How to find big-oh running time of inserting into a min heap?


I have the following questions:

"Using big-Oh notation, give the running time of inserting the integers 1, 2, 3, · · · , n into an initially empty min heap in the order 1, 2, 3, · · · , n."

"Using big-Oh notation, give the running time of inserting the integers 1, 2, 3, · · · , n into an initially empty min heap in the order n, n-1, n-2,...2, 1."

"Using big-Oh notation, give the running time of inserting integers 1, 2, 3, · · · , 2n in the order 1, n+1, 2, n+2, 3, n+3, · · · , n−1, 2n−1, n, 2n. E.g., if n = 4, then the order of insertions would be 1, 5, 2, 6, 3, 7, 4, 8."

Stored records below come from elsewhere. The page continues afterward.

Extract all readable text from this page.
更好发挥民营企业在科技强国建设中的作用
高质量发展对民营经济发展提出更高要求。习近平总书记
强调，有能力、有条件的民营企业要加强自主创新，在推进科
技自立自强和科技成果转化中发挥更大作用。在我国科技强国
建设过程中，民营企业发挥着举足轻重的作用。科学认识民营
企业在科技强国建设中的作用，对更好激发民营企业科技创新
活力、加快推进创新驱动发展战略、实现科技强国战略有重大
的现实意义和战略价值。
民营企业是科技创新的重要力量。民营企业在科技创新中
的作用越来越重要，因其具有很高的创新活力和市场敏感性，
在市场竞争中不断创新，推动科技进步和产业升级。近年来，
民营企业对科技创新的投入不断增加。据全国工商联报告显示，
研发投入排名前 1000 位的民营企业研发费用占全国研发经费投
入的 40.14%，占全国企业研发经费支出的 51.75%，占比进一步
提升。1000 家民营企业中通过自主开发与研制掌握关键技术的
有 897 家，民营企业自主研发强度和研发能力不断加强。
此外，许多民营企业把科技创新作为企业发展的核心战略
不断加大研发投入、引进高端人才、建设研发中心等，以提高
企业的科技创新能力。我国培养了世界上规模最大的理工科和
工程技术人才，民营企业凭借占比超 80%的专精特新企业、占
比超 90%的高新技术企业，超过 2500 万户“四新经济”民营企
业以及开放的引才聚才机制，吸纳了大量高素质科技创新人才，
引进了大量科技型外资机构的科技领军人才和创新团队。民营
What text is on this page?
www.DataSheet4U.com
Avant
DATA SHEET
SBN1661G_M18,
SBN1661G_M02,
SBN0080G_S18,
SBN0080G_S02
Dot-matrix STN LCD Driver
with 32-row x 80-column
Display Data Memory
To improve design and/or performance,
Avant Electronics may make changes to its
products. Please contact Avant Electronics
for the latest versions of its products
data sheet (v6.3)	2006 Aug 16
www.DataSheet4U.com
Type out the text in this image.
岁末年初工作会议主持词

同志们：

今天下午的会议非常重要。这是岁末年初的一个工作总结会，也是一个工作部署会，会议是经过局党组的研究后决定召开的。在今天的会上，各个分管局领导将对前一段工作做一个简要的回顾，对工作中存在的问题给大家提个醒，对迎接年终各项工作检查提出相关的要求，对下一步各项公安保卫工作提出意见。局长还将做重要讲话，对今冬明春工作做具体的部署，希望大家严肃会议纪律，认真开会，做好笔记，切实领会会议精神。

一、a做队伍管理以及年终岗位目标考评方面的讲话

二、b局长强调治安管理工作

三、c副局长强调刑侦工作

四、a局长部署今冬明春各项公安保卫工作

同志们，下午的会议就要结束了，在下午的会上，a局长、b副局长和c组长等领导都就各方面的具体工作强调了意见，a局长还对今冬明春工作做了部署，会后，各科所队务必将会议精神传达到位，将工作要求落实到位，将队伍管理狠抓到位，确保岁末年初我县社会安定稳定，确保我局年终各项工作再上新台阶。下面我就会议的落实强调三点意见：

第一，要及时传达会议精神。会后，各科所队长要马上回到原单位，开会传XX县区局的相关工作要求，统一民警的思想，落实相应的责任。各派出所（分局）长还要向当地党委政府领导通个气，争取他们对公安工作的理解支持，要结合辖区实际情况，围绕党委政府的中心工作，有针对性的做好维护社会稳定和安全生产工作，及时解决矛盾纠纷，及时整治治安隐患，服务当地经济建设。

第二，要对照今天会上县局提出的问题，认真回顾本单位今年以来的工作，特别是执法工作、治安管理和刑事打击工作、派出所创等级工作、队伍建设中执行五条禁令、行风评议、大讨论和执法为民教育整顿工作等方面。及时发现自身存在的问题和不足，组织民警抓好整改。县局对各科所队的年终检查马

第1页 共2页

How do I tackle these problems? Is there a simple way to determine running time/big oh notation based on whats inserted?


Solution

  • For min heap you add new element to an end of heap, and push it up, if its smaller than parent, hence:

    1. You add bigger element each time so you do not push anything up so each time you do O(1), and overall is n*O(1)
    2. You add each time smaller element that was on heap before, so you need to bubble it up till the peak, so each time you execute O(log n), so overall is n*O(log n).
    3. In last example you have combined cases 1 and 2, so once you execute O(logn) insretion and once O(1), so overall is sth like: n/2*O(logn) + n/2*O(1).